Ellas también enfrentan el fuego: la historia de Priscila y las brigadistas de incendios forestales

En un mundo donde el calor del fuego suele asociarse con un trabajo masculino, cada vez más mujeres como Priscila López, brigadista del SPLIF, se ponen el casco, agarran la herramienta y enfrentan incendios forestales. Hoy, su lucha trasciende fronteras y pone en el centro un rol muchas veces invisibilizado: el de la mujer combatiente del fuego.

Sabado, 14 de febrero de 2026 a las 09:31

“Hola, mi nombre es Priscila López, soy combatiente de incendios forestales de la Comarca…”

Esas palabras, compartidas en redes sociales por la joven brigadista del Servicio Provincial de Lucha contra Incendios Forestales (SPLIF) de El Bolsón, desataron una corriente de apoyo y solidaridad, pero también encendieron una conversación necesaria: ¿Cuál es el lugar real de las mujeres en el combate del fuego?

Priscila no está sola. Su historia representa a cientos de mujeres que, cada temporada, se levantan antes del alba, cargan mochilas pesadas, apagan brasas incandescentes y caminan kilómetros entre humo y cenizas; sin embargo, muchas veces sus nombres no aparecen en la primera plana, ni siquiera en el relato más emotivo sobre incendios forestales.

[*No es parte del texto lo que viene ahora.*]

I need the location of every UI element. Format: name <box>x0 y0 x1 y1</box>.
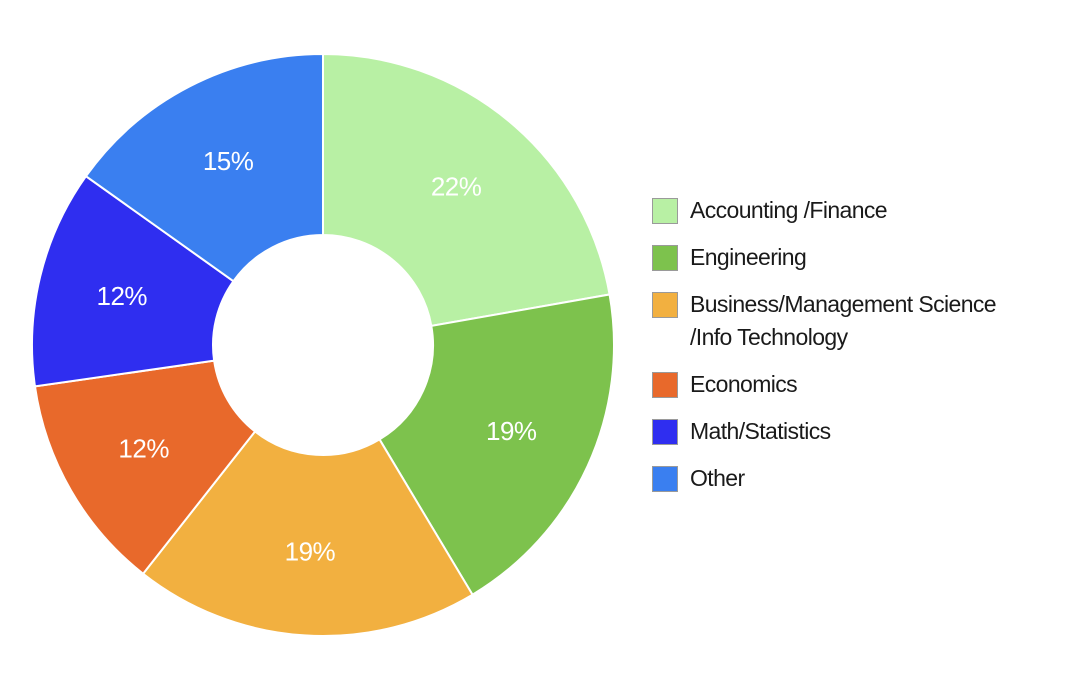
donut-slices <box>31 52 615 637</box>
legend-swatch <box>652 245 678 271</box>
donut-slice-economics <box>33 359 257 576</box>
donut-slice-other <box>84 52 324 283</box>
legend-swatch <box>652 292 678 318</box>
legend-label: Other <box>690 465 745 491</box>
legend-item-economics: Economics <box>652 368 1072 401</box>
legend-item-engineering: Engineering <box>652 241 1072 274</box>
legend-swatch <box>652 372 678 398</box>
legend-label: Business/Management Science /Info Techno… <box>690 291 997 350</box>
legend-item-accounting-finance: Accounting /Finance <box>652 194 1072 227</box>
slice-label-economics: 12% <box>118 434 169 464</box>
legend-item-business-management-science: Business/Management Science /Info Techno… <box>652 288 1072 354</box>
slice-label-accounting-finance: 22% <box>431 171 482 201</box>
legend-item-math-statistics: Math/Statistics <box>652 415 1072 448</box>
donut-slice-math-statistics <box>31 174 235 388</box>
legend-swatch <box>652 198 678 224</box>
legend-label: Math/Statistics <box>690 418 831 444</box>
slice-label-business-management-science: 19% <box>285 537 336 567</box>
legend-label: Engineering <box>690 244 807 270</box>
legend-label: Economics <box>690 371 798 397</box>
donut-slice-labels: 22% 19% 19% 12% 12% 15% <box>97 146 538 567</box>
legend: Accounting /Finance Engineering Business… <box>652 194 1072 509</box>
legend-swatch <box>652 419 678 445</box>
donut-slice-accounting-finance <box>322 52 611 328</box>
donut-slice-engineering <box>378 293 615 597</box>
legend-label: Accounting /Finance <box>690 197 888 223</box>
slice-label-math-statistics: 12% <box>97 281 148 311</box>
donut-slice-business-management-science <box>141 430 474 637</box>
slice-label-engineering: 19% <box>486 416 537 446</box>
legend-swatch <box>652 466 678 492</box>
slice-label-other: 15% <box>203 146 254 176</box>
legend-item-other: Other <box>652 462 1072 495</box>
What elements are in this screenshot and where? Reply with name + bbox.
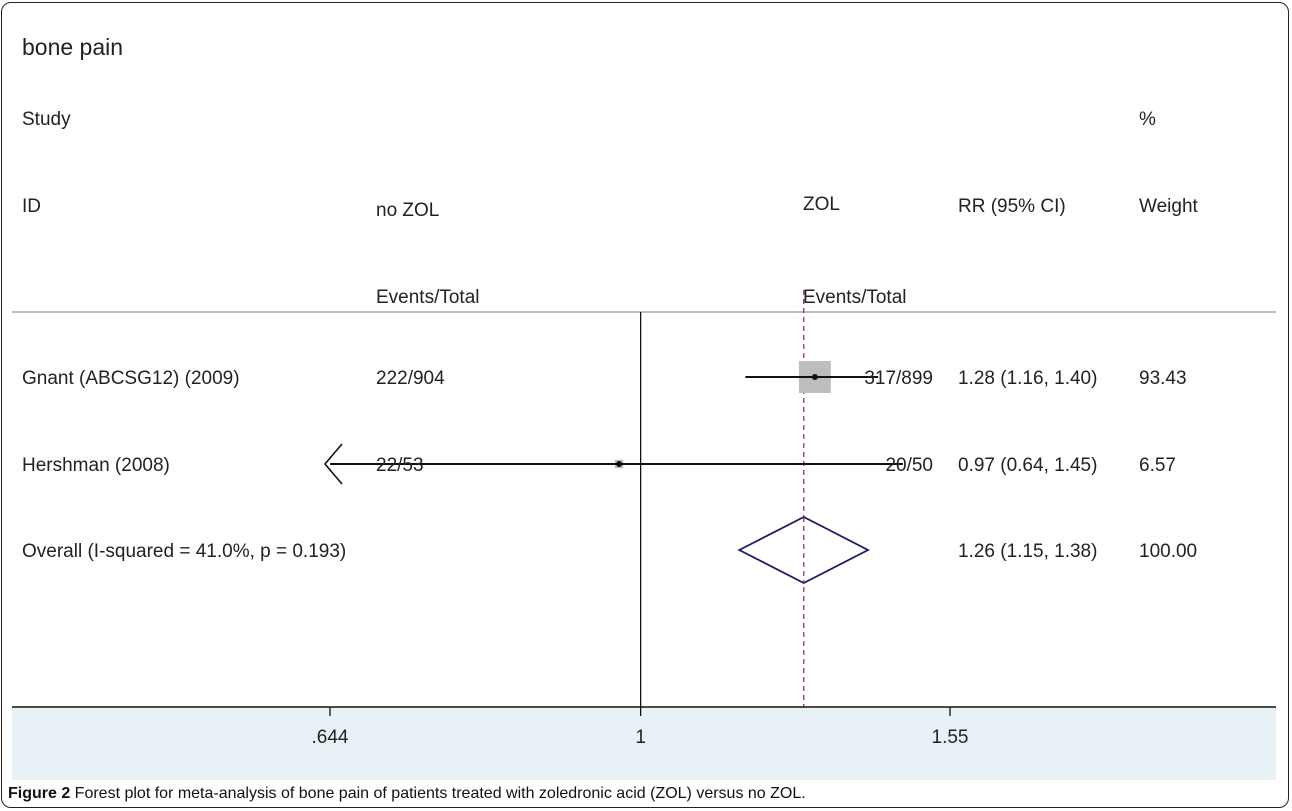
plot-panel	[12, 12, 1276, 707]
header-weight: Weight	[1139, 196, 1199, 217]
header-control-events: Events/Total	[376, 287, 480, 308]
chart-title: bone pain	[22, 34, 123, 60]
x-axis-tick-label: .644	[312, 727, 349, 748]
forest-plot: bone pain Study ID no ZOL Events/Total ZOL Eve…	[12, 12, 1276, 780]
study-control-events: 22/53	[376, 455, 424, 476]
header-treatment: ZOL	[803, 194, 840, 215]
figure-caption: Figure 2 Forest plot for meta-analysis o…	[8, 785, 806, 803]
study-id: Hershman (2008)	[22, 455, 170, 476]
overall-diamond	[737, 515, 870, 585]
caption-text: Forest plot for meta-analysis of bone pa…	[70, 785, 806, 802]
header-id: ID	[22, 196, 41, 217]
study-treatment-events: 20/50	[885, 455, 933, 476]
header-effect: RR (95% CI)	[958, 196, 1066, 217]
study-id: Gnant (ABCSG12) (2009)	[22, 368, 240, 389]
header-study: Study	[22, 109, 71, 130]
overall-effect: 1.26 (1.15, 1.38)	[958, 541, 1097, 562]
study-ci-arrow	[323, 443, 343, 485]
study-weight: 93.43	[1139, 368, 1187, 389]
overall-label: Overall (I-squared = 41.0%, p = 0.193)	[22, 541, 346, 562]
study-control-events: 222/904	[376, 368, 445, 389]
x-axis-tick-label: 1.55	[932, 727, 969, 748]
study-point	[811, 374, 818, 380]
header-control: no ZOL	[376, 200, 439, 221]
study-treatment-events: 317/899	[864, 368, 933, 389]
caption-label: Figure 2	[8, 785, 71, 802]
study-point	[616, 461, 623, 467]
overall-weight: 100.00	[1139, 541, 1197, 562]
x-axis-tick-label: 1	[635, 727, 646, 748]
study-effect: 0.97 (0.64, 1.45)	[958, 455, 1097, 476]
header-treatment-events: Events/Total	[803, 287, 907, 308]
header-weight-percent: %	[1139, 109, 1156, 130]
study-effect: 1.28 (1.16, 1.40)	[958, 368, 1097, 389]
axis-band	[12, 707, 1276, 780]
study-weight: 6.57	[1139, 455, 1176, 476]
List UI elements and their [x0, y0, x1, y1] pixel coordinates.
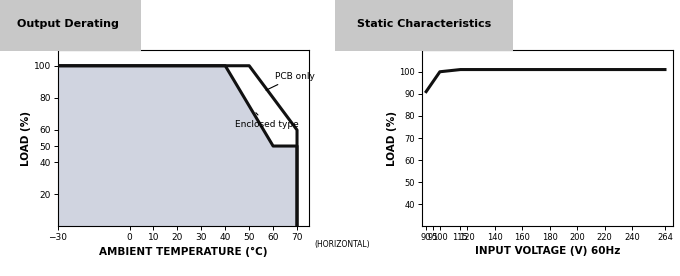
X-axis label: INPUT VOLTAGE (V) 60Hz: INPUT VOLTAGE (V) 60Hz — [475, 246, 620, 256]
Text: Enclosed type: Enclosed type — [235, 113, 299, 129]
Polygon shape — [58, 66, 297, 226]
Text: Output Derating: Output Derating — [17, 19, 119, 29]
Text: ■: ■ — [343, 19, 354, 29]
Text: (HORIZONTAL): (HORIZONTAL) — [314, 240, 370, 249]
Text: Static Characteristics: Static Characteristics — [357, 19, 491, 29]
Y-axis label: LOAD (%): LOAD (%) — [386, 110, 396, 166]
Text: PCB only: PCB only — [266, 71, 316, 90]
Y-axis label: LOAD (%): LOAD (%) — [21, 110, 31, 166]
X-axis label: AMBIENT TEMPERATURE (°C): AMBIENT TEMPERATURE (°C) — [99, 246, 268, 256]
Text: ■: ■ — [3, 19, 14, 29]
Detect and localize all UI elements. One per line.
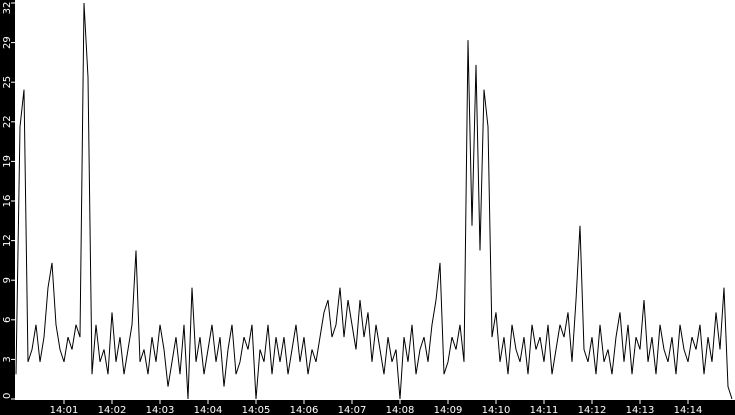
x-tick-label: 14:09 [434,405,463,415]
y-tick-label: 9 [2,277,13,283]
x-tick-label: 14:05 [242,405,271,415]
x-axis: 14:01 14:02 14:03 14:04 14:05 14:06 14:07 14:08… [50,400,703,415]
y-tick-label: 32 [2,2,13,15]
x-tick-label: 14:10 [482,405,511,415]
y-tick-label: 3 [2,356,13,362]
x-tick-label: 14:13 [626,405,655,415]
y-tick-label: 16 [2,195,13,208]
x-tick-label: 14:02 [98,405,127,415]
x-tick-label: 14:08 [386,405,415,415]
x-tick-label: 14:01 [50,405,79,415]
y-tick-label: 12 [2,234,13,247]
plot-area [15,0,735,400]
y-tick-label: 29 [2,36,13,49]
x-tick-label: 14:12 [578,405,607,415]
y-tick-label: 25 [2,76,13,89]
y-tick-label: 6 [2,317,13,323]
x-tick-label: 14:03 [146,405,175,415]
y-axis: 0 3 6 9 12 16 19 22 25 29 32 [2,2,15,400]
x-tick-label: 14:11 [530,405,559,415]
x-tick-label: 14:04 [194,405,223,415]
y-tick-label: 19 [2,155,13,168]
x-tick-label: 14:07 [338,405,367,415]
x-tick-label: 14:14 [674,405,703,415]
y-tick-label: 22 [2,115,13,128]
y-tick-label: 0 [2,393,13,399]
x-tick-label: 14:06 [290,405,319,415]
series-line [15,2,733,400]
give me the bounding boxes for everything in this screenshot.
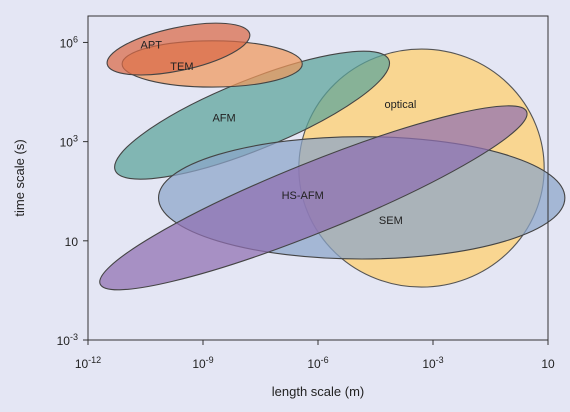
region-label-hs-afm: HS-AFM bbox=[282, 190, 324, 202]
x-tick-label: 10-12 bbox=[75, 355, 101, 371]
region-label-optical: optical bbox=[385, 99, 417, 111]
region-label-tem: TEM bbox=[170, 61, 193, 73]
y-axis: 106 103 10 10-3 bbox=[57, 34, 88, 348]
x-tick-label: 10 bbox=[541, 357, 555, 371]
y-axis-title: time scale (s) bbox=[12, 139, 27, 216]
x-tick-label: 10-3 bbox=[422, 355, 443, 371]
x-axis: 10-12 10-9 10-6 10-3 10 bbox=[75, 340, 555, 371]
y-tick-label: 10-3 bbox=[57, 332, 78, 348]
region-label-sem: SEM bbox=[379, 215, 403, 227]
x-axis-title: length scale (m) bbox=[272, 384, 364, 399]
region-label-apt: APT bbox=[141, 40, 163, 52]
x-tick-label: 10-6 bbox=[307, 355, 328, 371]
region-hs-afm bbox=[99, 105, 528, 291]
y-tick-label: 10 bbox=[65, 235, 79, 249]
y-tick-label: 106 bbox=[60, 34, 78, 50]
region-label-afm: AFM bbox=[212, 112, 235, 124]
region-apt bbox=[106, 22, 251, 76]
region-labels-layer: optical AFM SEM HS-AFM TEM APT bbox=[141, 40, 417, 227]
y-tick-label: 103 bbox=[60, 134, 78, 150]
x-tick-label: 10-9 bbox=[192, 355, 213, 371]
regions-layer bbox=[99, 22, 566, 291]
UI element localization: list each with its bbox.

Hoy, Priscila fue seleccionada para participar en un evento internacional de formación en manejo del fuego – WTREX QUIJOTA 2026, que se realizará en Castilla-La Mancha, España. Esta convocatoria no es un simple viaje: es el reconocimiento a una trayectoria, al compromiso de una mujer que, ante la adversidad, elige aprender más, aportar más y enseñar a otras.

Pero el obstáculo económico – para costear pasajes, estadía y materiales – puso sobre la mesa otra realidad difícil: aunque hay reconocimiento simbólico, no siempre hay apoyo estructural. Así, Priscila recurrió a sus redes, a su comunidad y a quienes comparten sus sueños para buscar donaciones, rifas y apoyo.

 

Una presencia que crece entre el humo

Durante décadas, la lucha contra incendios forestales fue vista como territorio casi exclusivo de hombres. El peso físico de las herramientas, la dureza de los terrenos, las jornadas interminables: todo parecía excusar a las mujeres de estar en la primera línea. Sin embargo, esa narrativa empieza a resquebrajarse.

Mientras unos pocos recuerdan a pioneras como Marguerite “Muts” Ruttenberg, la primera mujer en integrarse formalmente a brigadas en los Estados Unidos en la década del 70, muchas olvidan que la presencia femenina se ha mantenido constante, aunque muchas veces invisible, en casi todos los rincones del mundo.

En la Patagonia argentina, y en particular en la comarca del Bolsón, Lago Puelo y El Hoyo, las temporadas de incendios forestales son un desafío recurrente. Años atrás, grandes frentes arrasaron superficies extensas afectando bosques nativos, viviendas y la vida de cientos de familias. Fue en esos momentos de crisis que la participación de mujeres se volvió indispensable.

Brigadistas, auxiliares, logísticas, cocineras de campo, coordinadoras de base: mujeres en todos los roles posibles, desde la dirección táctica hasta el apoyo moral en campamentos improvisados. Lo esencial: están ahí.

 

Más allá de la fuerza física

Combatir incendios forestales exige resistencia, estrategia, técnica y temple. En ese sentido, las mujeres han demostrado no solo estar a la altura, sino aportar características valiosas que, en muchos casos, marcan la diferencia.

Trabajo en equipo y comunicación: En contextos extremos, la claridad para transmitir órdenes y contenidos técnicos salva vidas. Muchas mujeres han sido destacadas por su capacidad para establecer protocolos de comunicación que evitan confusiones en momentos críticos.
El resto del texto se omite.